Protéger l’ADN du pauvre. Sous les huées ?

L’autre soir, conférence organisée par Alliance Vita sur divers sujets bioéthiques : mécanismes précis de PMA, GPA, à deux parents, à trois parents, un petit approfondissement, le cadre juridique national et international.

Il est de plus en plus clair que toute évolution législative sur ces sujets imbrique étroitement émotionnel, technologique, et sociétal.

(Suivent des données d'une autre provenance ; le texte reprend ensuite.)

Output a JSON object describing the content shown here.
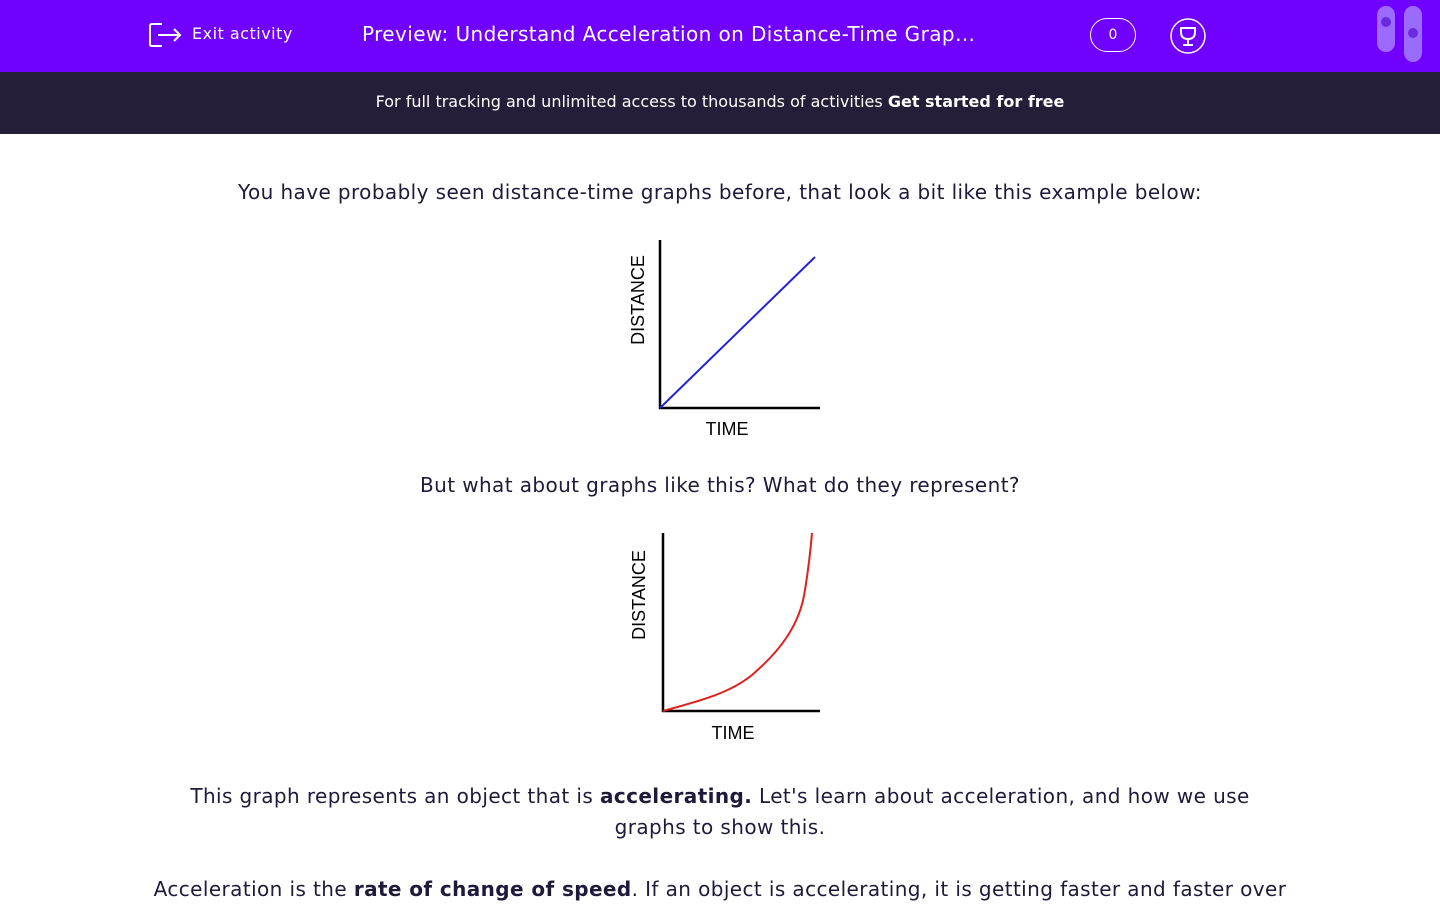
{
  "header": {
    "exit": "Exit activity",
    "title": "Preview: Understand Acceleration on Distance-Time Grap…",
    "score": "0"
  },
  "banner": {
    "text": "For full tracking and unlimited access to thousands of activities",
    "link": "Get started for free"
  },
  "content": {
    "intro": "You have probably seen distance-time graphs before, that look a bit like this example below:",
    "graph1": {
      "y_label": "DISTANCE",
      "x_label": "TIME"
    },
    "question": "But what about graphs like this? What do they represent?",
    "graph2": {
      "y_label": "DISTANCE",
      "x_label": "TIME"
    },
    "para1": [
      "This graph represents an object that is ",
      "accelerating.",
      " Let's learn about acceleration, and how we use graphs to show this."
    ],
    "para2": [
      "Acceleration is the ",
      "rate of change of speed",
      ". If an object is accelerating, it is getting faster and faster over"
    ]
  }
}
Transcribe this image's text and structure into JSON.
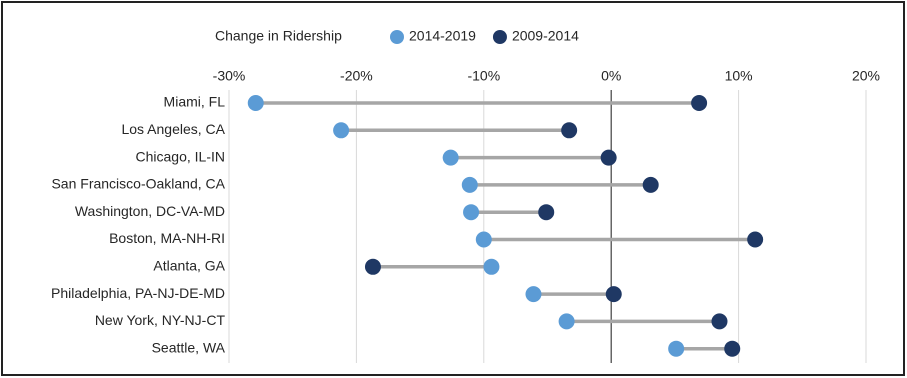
{
  "chart_data": {
    "type": "dumbbell",
    "legend_title": "Change in Ridership",
    "legend_position": "top",
    "categories": [
      "Miami, FL",
      "Los Angeles, CA",
      "Chicago, IL-IN",
      "San Francisco-Oakland, CA",
      "Washington, DC-VA-MD",
      "Boston, MA-NH-RI",
      "Atlanta, GA",
      "Philadelphia, PA-NJ-DE-MD",
      "New York, NY-NJ-CT",
      "Seattle, WA"
    ],
    "series": [
      {
        "name": "2014-2019",
        "color": "#5b9bd5",
        "values": [
          -27.9,
          -21.2,
          -12.6,
          -11.1,
          -11.0,
          -10.0,
          -9.4,
          -6.1,
          -3.5,
          5.1
        ]
      },
      {
        "name": "2009-2014",
        "color": "#1f3864",
        "values": [
          6.9,
          -3.3,
          -0.2,
          3.1,
          -5.1,
          11.3,
          -18.7,
          0.2,
          8.5,
          9.5
        ]
      }
    ],
    "connector_color": "#a6a6a6",
    "xlim": [
      -30,
      20
    ],
    "xticks": [
      {
        "value": -30,
        "label": "-30%"
      },
      {
        "value": -20,
        "label": "-20%"
      },
      {
        "value": -10,
        "label": "-10%"
      },
      {
        "value": 0,
        "label": "0%"
      },
      {
        "value": 10,
        "label": "10%"
      },
      {
        "value": 20,
        "label": "20%"
      }
    ],
    "grid": true
  }
}
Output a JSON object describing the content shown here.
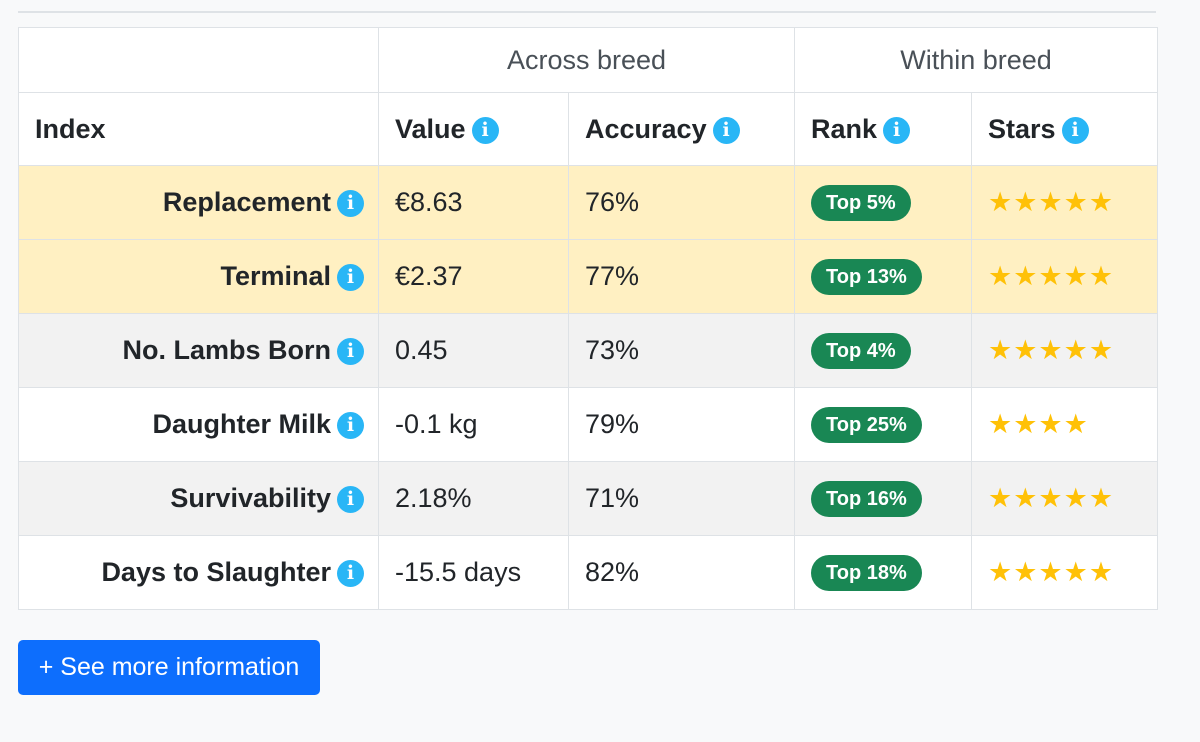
{
  "table": {
    "group_headers": {
      "across": "Across breed",
      "within": "Within breed"
    },
    "columns": {
      "index": "Index",
      "value": "Value",
      "accuracy": "Accuracy",
      "rank": "Rank",
      "stars": "Stars"
    },
    "rows": [
      {
        "index": "Replacement",
        "value": "€8.63",
        "accuracy": "76%",
        "rank": "Top 5%",
        "stars": "★★★★★",
        "star_count": 5
      },
      {
        "index": "Terminal",
        "value": "€2.37",
        "accuracy": "77%",
        "rank": "Top 13%",
        "stars": "★★★★★",
        "star_count": 5
      },
      {
        "index": "No. Lambs Born",
        "value": "0.45",
        "accuracy": "73%",
        "rank": "Top 4%",
        "stars": "★★★★★",
        "star_count": 5
      },
      {
        "index": "Daughter Milk",
        "value": "-0.1 kg",
        "accuracy": "79%",
        "rank": "Top 25%",
        "stars": "★★★★",
        "star_count": 4
      },
      {
        "index": "Survivability",
        "value": "2.18%",
        "accuracy": "71%",
        "rank": "Top 16%",
        "stars": "★★★★★",
        "star_count": 5
      },
      {
        "index": "Days to Slaughter",
        "value": "-15.5 days",
        "accuracy": "82%",
        "rank": "Top 18%",
        "stars": "★★★★★",
        "star_count": 5
      }
    ]
  },
  "info_glyph": "i",
  "more_button": {
    "label": "+ See more information"
  },
  "colors": {
    "highlight_row": "#fff0c2",
    "striped_row": "#f2f2f2",
    "info_icon": "#29b6f6",
    "rank_badge": "#198754",
    "star": "#ffc107",
    "button": "#0d6efd"
  },
  "icons": {
    "info": "info-icon",
    "star": "star-icon"
  }
}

Souhaiter laisser trace de son ADN dans une descendance, quoi de plus compréhensible ?

Être prêt pour cela à consacrer une part non négligeable de son temps se comprend.

Une part non négligeable de son argent, bien sûr aussi. Là, on passe une frontière, on entre dans le domaine du business. Qui n’est pas naturellement régulé. Quelles limites au business ?

Quels contre pouvoirs ? Les gilets jaunes en réclament à cor et à cri, eux qui savent bien que le business mène presque toujours à l’abus du faible par le fort, à l’exploitation du pauvre par le riche.

Ce n’est pas le business qui fera la promotion des techniques de PMA écolo accessibles à tous qui pointent le nez dans une indifférence assez générale.

Que de choses à savoir, que de considérations à intégrer avant de se forger une opinion !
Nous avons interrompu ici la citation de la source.